Seton Hall basketball player is also a law student
A basketball player for the Seton Hall Pirates is also a 1L at the university’s law school.
The player, Braeden Anderson, shifted his focus from a possible career in the NBA when he broke his neck in a 2013 car accident, the New York Times reports. Now he is placing more emphasis on academics and hopes to work as a corporate lawyer.
Anderson graduated from Fresno State in three years, using two years of eligibility before this season. He is playing under the National Collegiate Athletic Association’s graduate transfer rule, which allows players with remaining eligibility to transfer with immediate eligibility when seeking a graduate degree in a major not offered by the current school.
A scholarship covers Anderson’s $50,000 law school tuition.

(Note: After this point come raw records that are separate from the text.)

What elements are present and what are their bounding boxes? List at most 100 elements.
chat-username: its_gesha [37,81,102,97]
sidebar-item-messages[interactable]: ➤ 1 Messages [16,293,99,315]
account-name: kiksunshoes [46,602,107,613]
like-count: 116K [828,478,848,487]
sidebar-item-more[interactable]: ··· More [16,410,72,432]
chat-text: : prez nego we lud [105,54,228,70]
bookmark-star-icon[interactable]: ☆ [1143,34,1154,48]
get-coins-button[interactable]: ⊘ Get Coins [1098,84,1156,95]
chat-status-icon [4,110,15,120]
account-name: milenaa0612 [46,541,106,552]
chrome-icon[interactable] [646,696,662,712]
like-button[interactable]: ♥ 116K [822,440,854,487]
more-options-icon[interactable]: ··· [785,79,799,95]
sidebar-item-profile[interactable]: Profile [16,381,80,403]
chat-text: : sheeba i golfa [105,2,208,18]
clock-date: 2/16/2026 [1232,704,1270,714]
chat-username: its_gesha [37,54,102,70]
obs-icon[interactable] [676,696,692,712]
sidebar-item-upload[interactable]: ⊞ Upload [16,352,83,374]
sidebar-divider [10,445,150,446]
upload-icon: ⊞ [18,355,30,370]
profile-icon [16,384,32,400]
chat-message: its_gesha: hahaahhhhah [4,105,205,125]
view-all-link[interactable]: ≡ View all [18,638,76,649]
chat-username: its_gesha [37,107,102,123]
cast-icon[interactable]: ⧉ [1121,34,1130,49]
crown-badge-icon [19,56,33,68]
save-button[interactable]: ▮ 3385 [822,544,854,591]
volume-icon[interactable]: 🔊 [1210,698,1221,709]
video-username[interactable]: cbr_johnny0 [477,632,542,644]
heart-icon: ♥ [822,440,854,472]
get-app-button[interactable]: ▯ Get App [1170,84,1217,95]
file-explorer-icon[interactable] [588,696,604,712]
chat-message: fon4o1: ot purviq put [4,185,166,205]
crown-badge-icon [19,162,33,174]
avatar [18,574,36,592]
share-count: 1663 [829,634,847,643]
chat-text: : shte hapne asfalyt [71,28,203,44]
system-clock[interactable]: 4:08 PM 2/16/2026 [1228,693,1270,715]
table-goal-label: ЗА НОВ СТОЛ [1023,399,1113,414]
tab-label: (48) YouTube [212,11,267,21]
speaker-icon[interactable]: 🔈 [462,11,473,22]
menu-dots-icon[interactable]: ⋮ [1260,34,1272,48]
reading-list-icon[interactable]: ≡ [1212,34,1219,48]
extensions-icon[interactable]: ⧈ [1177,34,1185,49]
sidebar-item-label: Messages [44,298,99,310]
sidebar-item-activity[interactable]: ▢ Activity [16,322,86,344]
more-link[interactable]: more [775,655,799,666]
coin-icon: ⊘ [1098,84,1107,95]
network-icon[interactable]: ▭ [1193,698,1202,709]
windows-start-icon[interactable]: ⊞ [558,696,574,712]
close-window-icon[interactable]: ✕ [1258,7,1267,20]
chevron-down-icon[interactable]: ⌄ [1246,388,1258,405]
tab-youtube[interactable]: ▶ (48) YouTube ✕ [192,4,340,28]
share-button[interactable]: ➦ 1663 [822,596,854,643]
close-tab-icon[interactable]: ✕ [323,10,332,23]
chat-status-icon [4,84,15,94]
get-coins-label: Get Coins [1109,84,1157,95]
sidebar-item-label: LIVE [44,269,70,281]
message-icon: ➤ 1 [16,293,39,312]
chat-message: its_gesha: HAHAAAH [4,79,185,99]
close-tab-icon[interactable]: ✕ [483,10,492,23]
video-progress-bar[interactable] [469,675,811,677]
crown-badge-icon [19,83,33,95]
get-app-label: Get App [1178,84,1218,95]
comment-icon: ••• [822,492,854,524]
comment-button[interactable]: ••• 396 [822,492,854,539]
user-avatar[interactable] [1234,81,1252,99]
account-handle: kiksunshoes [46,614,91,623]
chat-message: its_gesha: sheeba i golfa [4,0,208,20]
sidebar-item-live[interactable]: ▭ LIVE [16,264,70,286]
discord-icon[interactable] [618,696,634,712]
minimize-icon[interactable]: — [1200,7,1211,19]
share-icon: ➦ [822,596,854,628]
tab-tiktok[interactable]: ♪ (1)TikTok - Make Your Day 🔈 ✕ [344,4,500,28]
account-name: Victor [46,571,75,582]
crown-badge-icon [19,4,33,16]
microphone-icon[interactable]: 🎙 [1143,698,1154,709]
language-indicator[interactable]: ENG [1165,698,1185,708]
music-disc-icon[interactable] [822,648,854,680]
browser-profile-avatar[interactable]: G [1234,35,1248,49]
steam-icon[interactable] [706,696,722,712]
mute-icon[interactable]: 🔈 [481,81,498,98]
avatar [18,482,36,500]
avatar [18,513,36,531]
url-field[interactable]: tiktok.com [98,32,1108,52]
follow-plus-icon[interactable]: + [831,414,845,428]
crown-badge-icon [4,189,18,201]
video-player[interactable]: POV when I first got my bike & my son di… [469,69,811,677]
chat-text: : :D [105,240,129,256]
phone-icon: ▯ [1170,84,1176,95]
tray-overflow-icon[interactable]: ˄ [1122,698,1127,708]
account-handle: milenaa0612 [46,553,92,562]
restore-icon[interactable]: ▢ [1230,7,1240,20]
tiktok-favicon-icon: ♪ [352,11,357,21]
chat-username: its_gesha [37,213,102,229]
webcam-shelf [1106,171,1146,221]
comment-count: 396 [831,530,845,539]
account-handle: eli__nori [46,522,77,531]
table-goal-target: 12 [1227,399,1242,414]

Anderson told the Times he sought refuge in basketball during high school in Canada because of an unstable home life, and transferred to a religious school in the United States in search of better opportunity. A broadcast investigation later alleged Anderson and other players were misled by a coach who created a bogus school with a name similar to that of a nearby school. Recruited by Kansas, he was ruled academically ineligible because of the findings.
Anderson decided to attend Fresno State. After the 2013 accident in a teammate’s truck, he underwent four major operations during a rehabilitation took nine months.
“I realized that people are governed by this narrow-minded vision of what they think people can do,” Anderson told the Times. “I’ve learned to shatter those boundaries.”